Die Wahl des richtigen Girokontos

Was ist sinnvoll: Das Girokonto bei einer Filialbank oder einer Direktbank?

Die herkömmliche Filialbank bietet den Vorteil der persönlichen Beratung und Hilfestellung. Der Kunde kann zu den Öffnungszeiten mit einem Bankangestellten über seine Bedürfnisse reden und Anweisungen ausfüllen lassen. Das hat naturgemäß seinen Preis, denn den Aufwand an Personal und Unterhaltung der Geschäftsräume lässt sich die Bank bezahlen.

Bei der Direktbank, oder auch Onlinebank genannt, muss der Kunde seine Konten selbst führen, hat aber in vielen Fällen keine Gebühren für die Kontoführung zu erwarten. Wenn es dennoch Probleme geben sollte, steht auch hier eine Hilfestellung zur Verfügung. Der Kontakt erfolgt per E-Mail oder Kontaktformular, wobei in der Regel von Seiten der Bank schnell reagiert wird.

Beide Formen von Banken ermöglichen es, am Geldautomaten Tag und Nacht an jedem Tag der Woche das Geld vom Konto abzuheben. Hierbei können Gebühren entstehen, wenn der Automat einem anderen Geldinstitut oder Verbund angehört. Wenn keine Gebühren anfallen sollen, wäre es bei der Wahl der Bank ratsam, darauf zu achten, dass möglichst viele Geldautomaten umsonst bedient werden können. Bevor Sie eine Entscheidung treffen, sollten Sie den Girokonto Vergleich von GiroVIP.net zurate ziehen.

Mit welchen Gebühren ist zu rechnen?

Sowohl Filialbanken als auch Onlinebanken kassieren für die Kontoführung Gebühren, die sehr unterschiedlich ausfallen können. Einige Banken sind bei der Führung eines Girokontos völlig kostenlos, andere berechnen grundsätzlich monatliche Gebühren, die sich im Laufe des Jahres ganz schön summieren können. Weiterhin muss bei manchen Banken eine gewisse monatliche Summe eingehen, um das Konto kostenlos führen zu können.

Die Überziehungszinsen können bei einem Girokonto ganz erheblich ausfallen, denn obwohl es zurzeit kaum Zinsen für die Ersparnisse gibt, sind die Gebühren für Dispokredite und Überziehung ganz erheblich. Außerdem gibt es auch hier große Unterschiede zwischen den einzelnen Geldinstituten.
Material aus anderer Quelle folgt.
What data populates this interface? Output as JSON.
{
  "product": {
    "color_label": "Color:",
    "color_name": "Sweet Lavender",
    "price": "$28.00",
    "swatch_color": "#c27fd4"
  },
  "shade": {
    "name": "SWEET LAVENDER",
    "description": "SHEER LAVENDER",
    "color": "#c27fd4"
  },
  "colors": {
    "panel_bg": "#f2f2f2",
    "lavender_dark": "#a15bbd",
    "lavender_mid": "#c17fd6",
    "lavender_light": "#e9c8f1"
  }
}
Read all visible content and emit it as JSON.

Checkliste mit den wichtigsten Punkten

  • Wenn eine persönliche Beratung notwendig werden sollte, ist es besser, das Girokonto bei einer Filialbank einzurichten.
  • Wer gerne unabhängig sein möchte und sein Konto selbst führen kann, ist mit der Direktbank bequemer dran.
  • Wird einmal Hilfe benötigt, muss dies in der Regel über das Internet erfolgen.
  • Oft sind die Kontoführungsgebühren bei den Filialbanken höher als bei den Banken im Internet.
  • Das Geld abheben am Automaten ist für beide Bankformen gewährleistet, auch wenn es unter Umständen bei fremden Banken Gebühren kosten kann.
  • Überziehungszinsen und Gebühren für den Dispokredit sind bei beiden Bankformen sehr viel höher als die Zinsen für die Ersparnisse.
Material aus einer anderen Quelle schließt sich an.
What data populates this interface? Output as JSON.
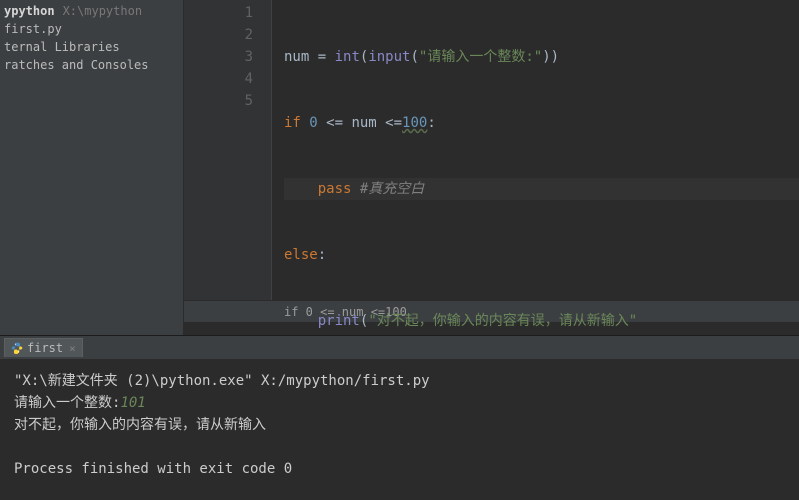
{
  "sidebar": {
    "project": {
      "name": "ypython",
      "path": "X:\\mypython"
    },
    "file": "first.py",
    "external": "ternal Libraries",
    "scratches": "ratches and Consoles"
  },
  "gutter": [
    "1",
    "2",
    "3",
    "4",
    "5"
  ],
  "code": {
    "l1": {
      "id": "num",
      "eq": " = ",
      "fn": "int",
      "p1": "(",
      "inp": "input",
      "p2": "(",
      "str": "\"请输入一个整数:\"",
      "p3": "))"
    },
    "l2": {
      "kw": "if",
      "sp": " ",
      "n0": "0",
      "op1": " <= ",
      "id": "num",
      "op2": " <=",
      "n100": "100",
      "colon": ":"
    },
    "l3": {
      "kw": "pass",
      "sp": " ",
      "comment": "#真充空白"
    },
    "l4": {
      "kw": "else",
      "colon": ":"
    },
    "l5": {
      "fn": "print",
      "p1": "(",
      "str": "\"对不起，你输入的内容有误，请从新输入\""
    }
  },
  "breadcrumb": "if 0 <= num <=100",
  "run": {
    "tab": "first",
    "line1": "\"X:\\新建文件夹 (2)\\python.exe\" X:/mypython/first.py",
    "prompt": "请输入一个整数:",
    "input": "101",
    "output": "对不起，你输入的内容有误，请从新输入",
    "exit": "Process finished with exit code 0"
  }
}
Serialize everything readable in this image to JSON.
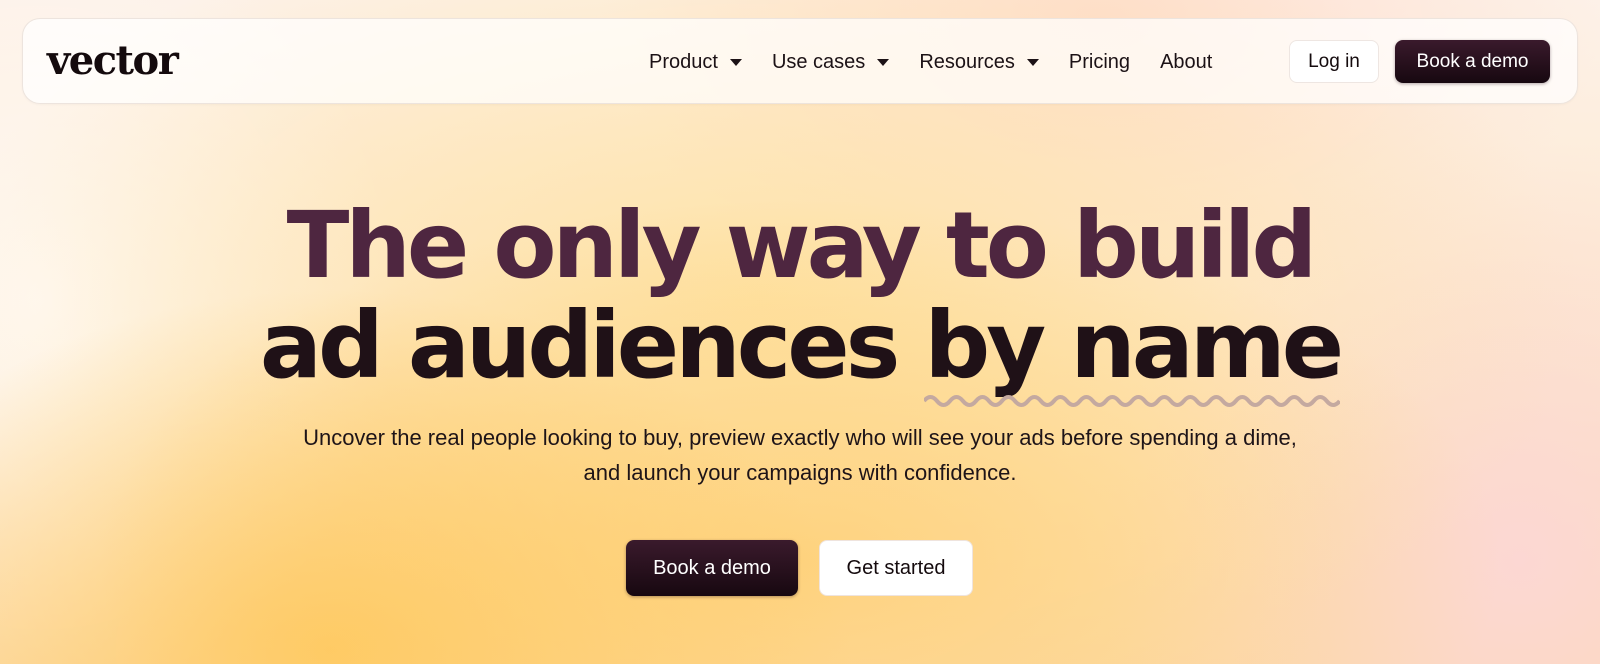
{
  "brand": {
    "logo_text": "vector"
  },
  "nav": {
    "items": [
      {
        "label": "Product",
        "has_dropdown": true
      },
      {
        "label": "Use cases",
        "has_dropdown": true
      },
      {
        "label": "Resources",
        "has_dropdown": true
      },
      {
        "label": "Pricing",
        "has_dropdown": false
      },
      {
        "label": "About",
        "has_dropdown": false
      }
    ],
    "login_label": "Log in",
    "demo_label": "Book a demo"
  },
  "hero": {
    "title_line1": "The only way to build",
    "title_line2_part1": "ad audiences ",
    "title_line2_highlight": "by name",
    "subtitle": "Uncover the real people looking to buy, preview exactly who will see your ads before spending a dime, and launch your campaigns with confidence.",
    "primary_cta": "Book a demo",
    "secondary_cta": "Get started"
  },
  "colors": {
    "accent_dark": "#1f1117",
    "title_plum": "#4e2640",
    "squiggle": "#c4a9a0"
  }
}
Fazit: Was resultiert daraus?

Das Führen eines Girokontos muss sein, kann aber sehr viel günstiger sein, als gedacht. Ob es eine Direktbank sein sollte oder eine Onlinebank, hängt von den eigenen Bedürfnissen ab. Viele Banken gehen heute schon dazu über, mit der Überlassung einer kostenfreien Kreditkarte Kunden zu gewinnen. Am sinnvollsten ist es, auf einem Vergleichsportal im Internet die für sich beste Bank vor der Eröffnung eines Girokontos herauszufinden. Mit dem Girokonto kann vielleicht auch gleich ein Konto für das Tagesgeld, ein Depot für die Aktien oder ein Sparvertrag mit in Erwägung gezogen werden, was aber nicht unbedingt alles bei einer einzigen Bank geschehen muss. Ein Vergleich lohnt sich und hilft dabei, Geld zu sparen.